By Margaret Yang, CMC Markets
Singapore’s economy grew faster than what the government and most economists had expected. The fourth quarter GDP grew at an annualized pace of 1.8% yoy, and 9.1% qoq. Those results are much higher than consensus forecast of 0.6% and 3.7% respectively.
The growth was mainly driven by strong performance in the manufacturing sector, which expanded 6.5% on a yearly basis. This growth was largely due to the electronics and biomedical cluster, while transport engineering and general manufacturing clusters still remain soft. Service production industries grew at a slower pace of 0.6%. Construction slid by 2.8% as the government’s cooling measures on the property market continues to suppress the private sector construction activities.
The Straits Times Index ended 8.4 points or 0.3% lower to 2880.76 points on the last trading day in 2016, taking the full year performance to -0.07%. I hope to see that this GDP report will kick off to a good start for Singapore equity on the first trading day in 2017. The downsides are cushioned by low valuation and signs of improved fundamental outlook.
China PMI stabilizes
China’s manufacturing activities expanded for a fifth consecutive month in December, although the pace of growth slowed somewhat. The official Manufacturing PMI stood at 51.4 in December as compared to 51.7 in the previous month. The reading was also slightly below market consensus of 51.5.
This morning’s Caixin Manufacturing PMI stands at 51.9, higher than forecast of 50.7 and also an advance from previous month’s reading of 50.9.

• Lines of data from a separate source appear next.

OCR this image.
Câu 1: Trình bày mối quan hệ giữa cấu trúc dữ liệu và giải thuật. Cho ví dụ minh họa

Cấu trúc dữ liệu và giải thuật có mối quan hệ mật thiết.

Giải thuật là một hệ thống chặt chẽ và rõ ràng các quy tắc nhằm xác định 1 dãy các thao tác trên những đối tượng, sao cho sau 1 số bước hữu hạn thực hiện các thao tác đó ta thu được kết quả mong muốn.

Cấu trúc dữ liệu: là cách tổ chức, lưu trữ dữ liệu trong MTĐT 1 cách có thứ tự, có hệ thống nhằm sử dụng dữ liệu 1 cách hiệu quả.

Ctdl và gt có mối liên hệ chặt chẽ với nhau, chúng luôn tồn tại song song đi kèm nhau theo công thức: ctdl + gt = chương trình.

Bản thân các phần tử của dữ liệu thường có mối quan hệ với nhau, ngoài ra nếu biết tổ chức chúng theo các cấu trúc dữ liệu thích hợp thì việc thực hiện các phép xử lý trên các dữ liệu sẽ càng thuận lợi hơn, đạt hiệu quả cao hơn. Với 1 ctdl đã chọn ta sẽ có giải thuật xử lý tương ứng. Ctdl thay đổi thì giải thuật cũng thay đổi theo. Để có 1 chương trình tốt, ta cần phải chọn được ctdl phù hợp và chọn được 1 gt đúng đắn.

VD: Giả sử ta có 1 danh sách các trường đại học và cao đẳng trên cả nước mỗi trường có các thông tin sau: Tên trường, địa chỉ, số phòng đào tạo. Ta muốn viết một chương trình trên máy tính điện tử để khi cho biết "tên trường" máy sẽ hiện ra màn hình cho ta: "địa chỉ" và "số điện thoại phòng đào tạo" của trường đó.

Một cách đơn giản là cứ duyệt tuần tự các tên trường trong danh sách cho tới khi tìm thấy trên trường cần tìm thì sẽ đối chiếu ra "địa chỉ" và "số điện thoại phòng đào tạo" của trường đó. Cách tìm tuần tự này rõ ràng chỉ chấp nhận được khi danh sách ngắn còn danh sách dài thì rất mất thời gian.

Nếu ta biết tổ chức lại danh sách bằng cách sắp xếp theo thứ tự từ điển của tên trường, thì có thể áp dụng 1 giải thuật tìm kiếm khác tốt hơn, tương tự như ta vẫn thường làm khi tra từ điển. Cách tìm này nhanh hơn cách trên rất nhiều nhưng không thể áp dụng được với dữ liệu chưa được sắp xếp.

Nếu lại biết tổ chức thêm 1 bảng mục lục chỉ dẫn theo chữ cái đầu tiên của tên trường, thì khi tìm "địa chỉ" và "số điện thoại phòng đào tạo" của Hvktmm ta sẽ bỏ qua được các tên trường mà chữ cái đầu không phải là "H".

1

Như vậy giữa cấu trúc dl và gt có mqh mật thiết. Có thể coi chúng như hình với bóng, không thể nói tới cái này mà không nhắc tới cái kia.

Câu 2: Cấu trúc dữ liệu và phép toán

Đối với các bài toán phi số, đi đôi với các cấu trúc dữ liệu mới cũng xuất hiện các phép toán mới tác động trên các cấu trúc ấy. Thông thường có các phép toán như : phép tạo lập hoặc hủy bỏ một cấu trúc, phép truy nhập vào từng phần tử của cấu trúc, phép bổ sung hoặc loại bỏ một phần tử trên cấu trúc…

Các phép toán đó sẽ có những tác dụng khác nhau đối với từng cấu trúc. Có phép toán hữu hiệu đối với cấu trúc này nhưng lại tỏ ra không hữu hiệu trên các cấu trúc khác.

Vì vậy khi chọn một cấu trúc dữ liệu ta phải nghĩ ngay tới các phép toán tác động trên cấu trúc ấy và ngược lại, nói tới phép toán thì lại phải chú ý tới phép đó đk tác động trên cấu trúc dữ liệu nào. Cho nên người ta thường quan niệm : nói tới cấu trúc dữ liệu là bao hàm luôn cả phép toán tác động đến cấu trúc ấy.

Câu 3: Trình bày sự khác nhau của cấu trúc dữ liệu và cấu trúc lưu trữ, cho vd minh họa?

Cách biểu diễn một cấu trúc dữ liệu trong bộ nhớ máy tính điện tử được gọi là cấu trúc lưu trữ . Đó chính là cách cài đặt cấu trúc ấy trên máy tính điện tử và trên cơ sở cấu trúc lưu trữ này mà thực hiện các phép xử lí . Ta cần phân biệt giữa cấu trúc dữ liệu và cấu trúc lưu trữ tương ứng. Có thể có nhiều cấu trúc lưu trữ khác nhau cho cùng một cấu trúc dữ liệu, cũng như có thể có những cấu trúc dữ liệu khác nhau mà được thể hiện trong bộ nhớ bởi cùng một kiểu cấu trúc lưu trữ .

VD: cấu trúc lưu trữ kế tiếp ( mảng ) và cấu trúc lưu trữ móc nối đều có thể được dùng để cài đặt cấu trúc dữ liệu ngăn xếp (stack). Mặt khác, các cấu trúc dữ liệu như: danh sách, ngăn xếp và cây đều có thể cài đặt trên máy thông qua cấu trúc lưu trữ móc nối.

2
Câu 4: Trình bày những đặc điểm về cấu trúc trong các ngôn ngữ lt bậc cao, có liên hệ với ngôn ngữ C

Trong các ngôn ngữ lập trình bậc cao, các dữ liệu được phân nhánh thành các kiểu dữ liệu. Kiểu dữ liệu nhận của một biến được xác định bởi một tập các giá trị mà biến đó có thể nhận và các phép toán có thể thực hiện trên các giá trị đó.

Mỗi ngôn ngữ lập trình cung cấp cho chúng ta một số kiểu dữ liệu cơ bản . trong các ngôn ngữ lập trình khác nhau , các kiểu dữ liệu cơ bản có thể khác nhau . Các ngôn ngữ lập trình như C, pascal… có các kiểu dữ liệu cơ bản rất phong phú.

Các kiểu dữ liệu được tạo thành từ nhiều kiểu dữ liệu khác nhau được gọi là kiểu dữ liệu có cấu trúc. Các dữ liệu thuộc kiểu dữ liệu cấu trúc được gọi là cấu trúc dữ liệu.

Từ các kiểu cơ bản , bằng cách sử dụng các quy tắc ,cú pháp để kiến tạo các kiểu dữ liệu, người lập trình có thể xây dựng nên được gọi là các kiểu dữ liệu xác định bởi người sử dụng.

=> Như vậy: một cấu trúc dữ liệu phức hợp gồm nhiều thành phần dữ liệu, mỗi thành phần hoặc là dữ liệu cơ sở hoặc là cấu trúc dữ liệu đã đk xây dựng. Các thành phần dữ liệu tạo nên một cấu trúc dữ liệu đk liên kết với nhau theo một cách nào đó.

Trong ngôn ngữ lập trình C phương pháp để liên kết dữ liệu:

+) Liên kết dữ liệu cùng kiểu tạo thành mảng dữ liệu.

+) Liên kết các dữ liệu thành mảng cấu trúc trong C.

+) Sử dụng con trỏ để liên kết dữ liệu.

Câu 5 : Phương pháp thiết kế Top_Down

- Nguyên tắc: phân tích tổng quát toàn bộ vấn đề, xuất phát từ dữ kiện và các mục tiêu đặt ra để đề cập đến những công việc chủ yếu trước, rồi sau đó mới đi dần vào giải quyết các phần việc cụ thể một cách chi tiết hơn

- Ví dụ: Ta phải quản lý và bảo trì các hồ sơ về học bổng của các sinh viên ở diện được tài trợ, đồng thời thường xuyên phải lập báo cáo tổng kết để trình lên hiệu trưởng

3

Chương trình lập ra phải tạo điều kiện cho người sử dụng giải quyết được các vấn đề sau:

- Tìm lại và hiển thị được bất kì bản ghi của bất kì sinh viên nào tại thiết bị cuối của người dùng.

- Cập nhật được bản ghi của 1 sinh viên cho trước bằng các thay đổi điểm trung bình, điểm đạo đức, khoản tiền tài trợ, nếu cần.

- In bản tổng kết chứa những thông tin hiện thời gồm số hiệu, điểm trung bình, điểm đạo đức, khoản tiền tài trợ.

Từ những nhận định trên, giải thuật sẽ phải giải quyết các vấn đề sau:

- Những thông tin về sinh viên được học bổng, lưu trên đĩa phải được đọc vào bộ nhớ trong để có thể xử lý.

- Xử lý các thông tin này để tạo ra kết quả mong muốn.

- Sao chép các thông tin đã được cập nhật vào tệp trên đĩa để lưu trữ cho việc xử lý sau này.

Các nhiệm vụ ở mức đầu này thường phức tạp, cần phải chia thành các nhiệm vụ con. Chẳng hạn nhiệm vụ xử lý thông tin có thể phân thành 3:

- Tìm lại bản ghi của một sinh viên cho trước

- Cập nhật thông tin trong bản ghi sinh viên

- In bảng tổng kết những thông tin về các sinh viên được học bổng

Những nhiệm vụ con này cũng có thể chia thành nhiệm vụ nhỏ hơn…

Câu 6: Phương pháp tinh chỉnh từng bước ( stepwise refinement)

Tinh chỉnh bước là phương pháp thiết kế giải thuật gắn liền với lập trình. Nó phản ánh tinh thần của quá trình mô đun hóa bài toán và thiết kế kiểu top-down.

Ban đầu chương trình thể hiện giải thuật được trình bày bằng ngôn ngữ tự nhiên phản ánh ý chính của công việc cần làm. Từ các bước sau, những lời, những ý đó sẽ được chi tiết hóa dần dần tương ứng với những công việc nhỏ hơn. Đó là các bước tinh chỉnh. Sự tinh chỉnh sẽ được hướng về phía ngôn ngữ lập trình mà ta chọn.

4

This showed that government’s measures to curb the property bubble in early October 2016 have started to have a knock-on effect on the broader economy.
During the weekend, China’s authorities have also made several announcements to curb capital outflow, which showed signs of acceleration as a stronger US dollar squeezes China’s foreign reserves.
Under the new rules, banks and other financial institutions in China will need to report all domestic and overseas cash transactions of more than 50,000 yuan ( US$7,200), compared with 20,000 yuan previously. Banks will also need to report any overseas transfers by individuals of US$10,000 or more. Approved uses of funds were restricted to non-investment (securities and properties) purpose. The measurements will further suppress the individual’s appetite for, and ability in engaging foreign investments.